Abstract

Gcina Mhlophe's 1986 play Have You Seen Zandile? is the story of a young South African girl kidnapped by her estranged mother and separated from her loving grandmother, and is based on the playwright's own childhood experiences. Widely criticised in apartheid South Africa for being apolitical, the play continues to be denounced as light and sentimental. These criticisms are largely a response to the play's nostalgia, the longing for the stories and games of childhood felt by both the main character and the author. But amidst the trauma and violence of apartheid South Africa, how is nostalgia possible? In this article I argue that nostalgia is not only possible, it is vital to Mhlophe's subtle and community-based anti-apartheid politics.
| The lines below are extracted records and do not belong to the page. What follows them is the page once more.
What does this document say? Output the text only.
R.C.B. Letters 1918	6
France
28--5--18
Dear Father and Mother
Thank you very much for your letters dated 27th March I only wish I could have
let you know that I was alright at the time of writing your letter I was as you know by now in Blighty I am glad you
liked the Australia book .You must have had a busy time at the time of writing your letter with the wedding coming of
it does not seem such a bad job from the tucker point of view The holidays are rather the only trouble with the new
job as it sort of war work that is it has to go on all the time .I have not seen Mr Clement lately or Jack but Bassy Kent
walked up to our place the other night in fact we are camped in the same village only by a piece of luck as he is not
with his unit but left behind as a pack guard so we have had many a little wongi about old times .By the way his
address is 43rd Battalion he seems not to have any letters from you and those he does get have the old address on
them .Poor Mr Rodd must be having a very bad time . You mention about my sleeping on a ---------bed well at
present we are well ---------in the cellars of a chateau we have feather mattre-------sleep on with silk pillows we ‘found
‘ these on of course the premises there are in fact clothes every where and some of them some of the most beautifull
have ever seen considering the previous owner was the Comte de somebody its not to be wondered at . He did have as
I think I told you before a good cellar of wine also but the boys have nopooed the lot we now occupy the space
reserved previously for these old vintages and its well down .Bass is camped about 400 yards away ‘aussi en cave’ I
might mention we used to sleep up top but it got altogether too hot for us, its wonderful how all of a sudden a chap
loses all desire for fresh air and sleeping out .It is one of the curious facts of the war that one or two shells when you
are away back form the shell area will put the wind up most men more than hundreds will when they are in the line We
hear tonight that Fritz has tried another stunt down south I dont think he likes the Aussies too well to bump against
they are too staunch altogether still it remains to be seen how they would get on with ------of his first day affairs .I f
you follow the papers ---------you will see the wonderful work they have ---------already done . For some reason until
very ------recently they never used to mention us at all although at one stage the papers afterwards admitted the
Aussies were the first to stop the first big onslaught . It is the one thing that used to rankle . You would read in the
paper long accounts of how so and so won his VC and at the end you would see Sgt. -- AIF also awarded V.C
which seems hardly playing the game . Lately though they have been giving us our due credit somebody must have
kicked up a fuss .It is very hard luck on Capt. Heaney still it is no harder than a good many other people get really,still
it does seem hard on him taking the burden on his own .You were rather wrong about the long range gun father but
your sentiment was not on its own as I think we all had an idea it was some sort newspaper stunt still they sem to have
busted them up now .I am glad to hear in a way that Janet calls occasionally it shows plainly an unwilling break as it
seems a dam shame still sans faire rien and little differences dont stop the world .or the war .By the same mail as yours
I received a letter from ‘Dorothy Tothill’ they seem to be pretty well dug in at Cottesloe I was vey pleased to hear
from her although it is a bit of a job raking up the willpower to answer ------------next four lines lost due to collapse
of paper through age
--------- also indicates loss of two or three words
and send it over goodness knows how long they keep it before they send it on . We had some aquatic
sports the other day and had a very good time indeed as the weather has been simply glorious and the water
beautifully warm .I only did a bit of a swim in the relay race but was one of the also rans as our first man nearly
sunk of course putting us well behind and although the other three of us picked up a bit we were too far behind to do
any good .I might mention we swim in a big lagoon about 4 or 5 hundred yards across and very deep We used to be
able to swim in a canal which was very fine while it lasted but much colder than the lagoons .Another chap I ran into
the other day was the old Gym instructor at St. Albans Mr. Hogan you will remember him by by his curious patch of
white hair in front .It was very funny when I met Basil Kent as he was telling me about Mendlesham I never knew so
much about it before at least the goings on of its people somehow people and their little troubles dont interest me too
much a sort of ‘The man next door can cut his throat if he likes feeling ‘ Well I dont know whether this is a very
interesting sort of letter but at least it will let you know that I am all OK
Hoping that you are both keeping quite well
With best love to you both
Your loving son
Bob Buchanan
I argue that nostalgia represents a feature of the ‘ordinary’ that Njabulo Ndebele claimed needed to be ‘rediscovered’ in South African literature. As a universal human emotion, nostalgia defies the spectacular rhetoric of victimhood that threatens to define the black South African, and reveals instead the everyday complexity of all South Africans. I analyse the function of nostalgic moments within the play to reveal the usefulness of nostalgia in the broader South African context. I show that in apartheid South Africa, nostalgia was fundamental to the survival of trauma, by maintaining the psychological connection between the past and the present. As the play continues to be studied in post-apartheid South Africa, it can be reread as part of the ‘community-building’ process, an endeavour that emphasises the individual lives and experiences of its members, rather than the homogenised narrative of traumatic memory associated with the new nation and the Truth and Reconciliation Commission (TRC). This article sheds light on the under-theorised phenomenon of nostalgia and why it remains such a pervasive human emotion in traumatic times.